The experiments used the coding layer of the graph attention network and the one-way convolution as the basis of the overall model (ConGAT). In the case of the basic convergence of the model, the models of all three control experiments performed well, as shown by
Table 3, where the bi-directional convolution, feature mapping, and rDrop all led to different degrees of model improvement. The final experiment showed that the model ConGAT–BI-FM–rDrop achieved the best results.
6. Conclusions
This paper presents a link prediction model based on feature mapping and bidirectional convolution. The model first splices multi-hop and single-hop information and encodes it through a graph attention network to obtain an encoded representations of entities and relationships. Then, the model maps entities into the relationship coding space. Finally, the model splices the forward and inverse order triples and decodes them using a convolutional neural network, which is combined with r-drop for training. The model achieved good results on the WN18RR and FB15k-237 datasets.
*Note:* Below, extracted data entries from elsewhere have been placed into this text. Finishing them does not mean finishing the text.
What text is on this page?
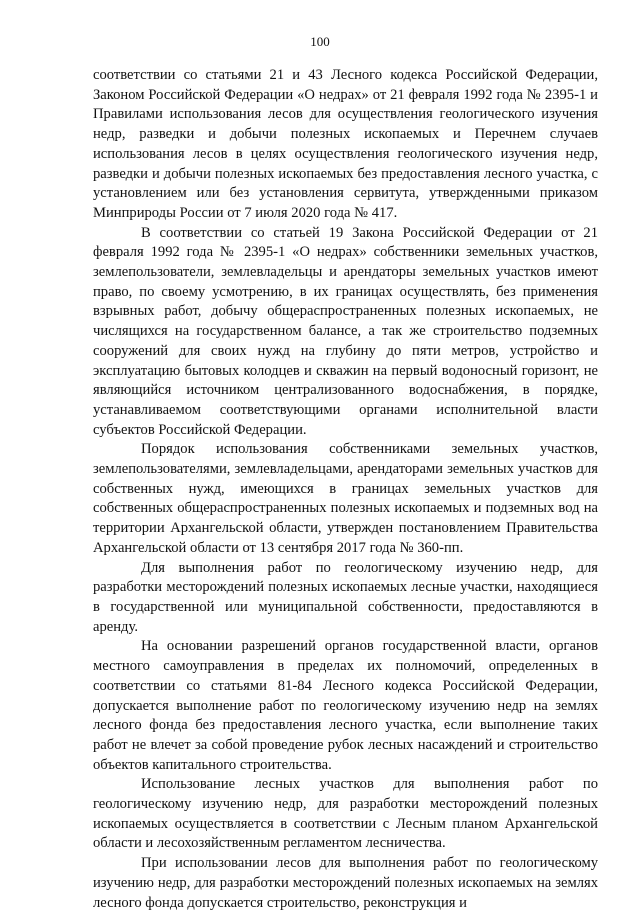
100

соответствии со статьями 21 и 43 Лесного кодекса Российской Федерации, Законом Российской Федерации «О недрах» от 21 февраля 1992 года № 2395-1 и Правилами использования лесов для осуществления геологического изучения недр, разведки и добычи полезных ископаемых и Перечнем случаев использования лесов в целях осуществления геологического изучения недр, разведки и добычи полезных ископаемых без предоставления лесного участка, с установлением или без установления сервитута, утвержденными приказом Минприроды России от 7 июля 2020 года № 417.

В соответствии со статьей 19 Закона Российской Федерации от 21 февраля 1992 года № 2395-1 «О недрах» собственники земельных участков, землепользователи, землевладельцы и арендаторы земельных участков имеют право, по своему усмотрению, в их границах осуществлять, без применения взрывных работ, добычу общераспространенных полезных ископаемых, не числящихся на государственном балансе, а так же строительство подземных сооружений для своих нужд на глубину до пяти метров, устройство и эксплуатацию бытовых колодцев и скважин на первый водоносный горизонт, не являющийся источником централизованного водоснабжения, в порядке, устанавливаемом соответствующими органами исполнительной власти субъектов Российской Федерации.

Порядок использования собственниками земельных участков, землепользователями, землевладельцами, арендаторами земельных участков для собственных нужд, имеющихся в границах земельных участков для собственных общераспространенных полезных ископаемых и подземных вод на территории Архангельской области, утвержден постановлением Правительства Архангельской области от 13 сентября 2017 года № 360-пп.

Для выполнения работ по геологическому изучению недр, для разработки месторождений полезных ископаемых лесные участки, находящиеся в государственной или муниципальной собственности, предоставляются в аренду.

На основании разрешений органов государственной власти, органов местного самоуправления в пределах их полномочий, определенных в соответствии со статьями 81-84 Лесного кодекса Российской Федерации, допускается выполнение работ по геологическому изучению недр на землях лесного фонда без предоставления лесного участка, если выполнение таких работ не влечет за собой проведение рубок лесных насаждений и строительство объектов капитального строительства.

Использование лесных участков для выполнения работ по геологическому изучению недр, для разработки месторождений полезных ископаемых осуществляется в соответствии с Лесным планом Архангельской области и лесохозяйственным регламентом лесничества.

При использовании лесов для выполнения работ по геологическому изучению недр, для разработки месторождений полезных ископаемых на землях лесного фонда допускается строительство, реконструкция и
However, the model has some limitations. First, the model uses a bi-directional convolutional and attentional mechanism during encoding and decoding, which may be limited by the localization of information transfer. Second, the model does not consider the encoding of multi-hop graph attention networks and the decoding of graph neural networks, which may limit the expressive power of the model. Therefore, in further research, the use of graph neural networks in the encoding and decoding process could be explored to improve the performance of the model.
Future research directions could consider using graph neural networks for decoding based on feature mapping and multi-hop graph attention network encoding to achieve consistency in encoding and decoding models. This combined use of the same network structure may improve the representation and generalization capabilities of the model and further enhance the performance of the link prediction task. In addition, other improvements could be explored, such as introducing more sophisticated attention mechanisms or using more advanced pre-trained models to enhance model performance. These research directions are expected to promote the development and application of link prediction models in practical applications.